Jika dilihat dari segi hukum, lanjutnya, SK tersebut cacat hukum karena melanggar aturan yang ada di Permenaker No 16 tahun 2024 tentang Penetapan Upah Minimum Tahun 2025. Pertama, penetapan SK ini melewati batas waktu maksimal sebagaimana diatur dalam Pasal 10 Ayat (2) yang menyebutkan bahwa UMSK tahun 2025 harus ditetapkan paling lambat 18 Desember 2024, sedangkan SK Gub tentang UMSK baru ditetapkan pada 27 Desember 2024.
Kedua, SK ini mencakup sektor padat karya dan beberapa sektor industri lain yang seharusnya tidak memenuhi kriteria sektor tertentu pada Pasal 7 Ayat (3), yang mengatur bahwa sektor tertentu adalah sektor dengan karakteristik dan risiko kerja yang berbeda dari sektor lainnya, serta menuntut pekerjaan yang lebih berat atau spesialisasi khusus.
Ketiga, penetapan SK ini tidak melalui kesepakatan Dewan Pengupahan, melainkan dilakukan secara sepihak. Hal ini bertentangan dengan Pasal 9 Ayat (2), yang menyatakan bahwa UMSK harus didasarkan atas kesepakatan Dewan Pengupahan Kab/Kota.
"SK ini tidak memenuhi asas-asas umum pemerintahan yang baik (AUPB), seperti asas kepastian hukum, kemanfaatan, ketidakberpihakan, atau keterbukaan. Selain itu, penetapan tersebut juga melanggar syarat sahnya keputusan seperti syarat di mana SK harus dibuat sesuai prosedur," paparnya.

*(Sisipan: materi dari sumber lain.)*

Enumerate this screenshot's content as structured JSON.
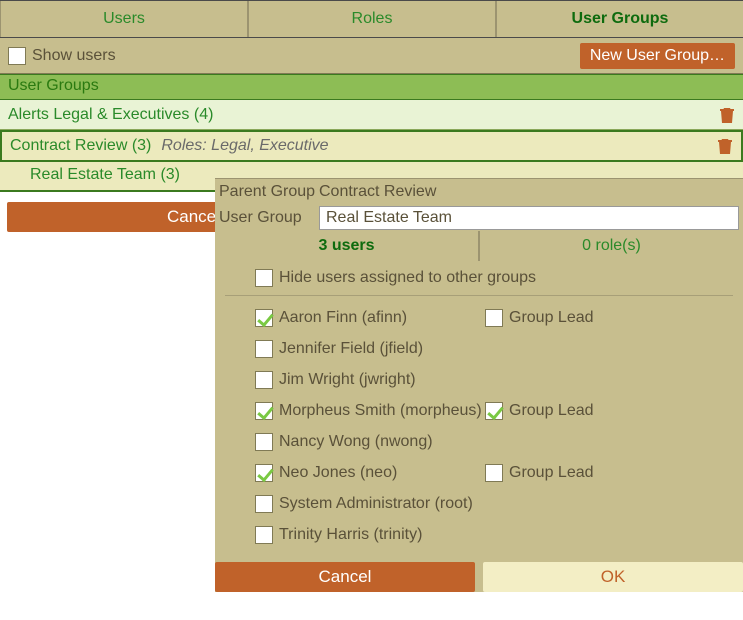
{
  "tabs": [
    "Users",
    "Roles",
    "User Groups"
  ],
  "active_tab": 2,
  "show_users_label": "Show users",
  "show_users_checked": false,
  "new_group_btn": "New User Group…",
  "section_title": "User Groups",
  "groups": [
    {
      "name": "Alerts Legal & Executives (4)",
      "roles": ""
    },
    {
      "name": "Contract Review (3)",
      "roles": "Roles: Legal, Executive",
      "selected": true,
      "children": [
        {
          "name": "Real Estate Team (3)"
        }
      ]
    }
  ],
  "wide_cancel": "Cancel",
  "popup": {
    "parent_label": "Parent Group",
    "parent_value": "Contract Review",
    "group_label": "User Group",
    "group_value": "Real Estate Team",
    "users_summary": "3 users",
    "roles_summary": "0 role(s)",
    "hide_label": "Hide users assigned to other groups",
    "hide_checked": false,
    "users": [
      {
        "name": "Aaron Finn (afinn)",
        "checked": true,
        "lead_label": "Group Lead",
        "lead_checked": false
      },
      {
        "name": "Jennifer Field (jfield)",
        "checked": false,
        "lead_label": "",
        "lead_checked": false
      },
      {
        "name": "Jim Wright (jwright)",
        "checked": false,
        "lead_label": "",
        "lead_checked": false
      },
      {
        "name": "Morpheus Smith (morpheus)",
        "checked": true,
        "lead_label": "Group Lead",
        "lead_checked": true
      },
      {
        "name": "Nancy Wong (nwong)",
        "checked": false,
        "lead_label": "",
        "lead_checked": false
      },
      {
        "name": "Neo Jones (neo)",
        "checked": true,
        "lead_label": "Group Lead",
        "lead_checked": false
      },
      {
        "name": "System Administrator (root)",
        "checked": false,
        "lead_label": "",
        "lead_checked": false
      },
      {
        "name": "Trinity Harris (trinity)",
        "checked": false,
        "lead_label": "",
        "lead_checked": false
      }
    ],
    "cancel": "Cancel",
    "ok": "OK"
  }
}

Untuk itu, Ning meminta pengusaha untuk pandai-pandai menyikapi hal ini. Kemudian para auditor compliance perusahaan untuk cerdas dan adil, memilah yang benar dan yang salah, serta mengikuti kebenaran berdasar kaidah-kaidah hukum yang berlaku dalam melakukan audit.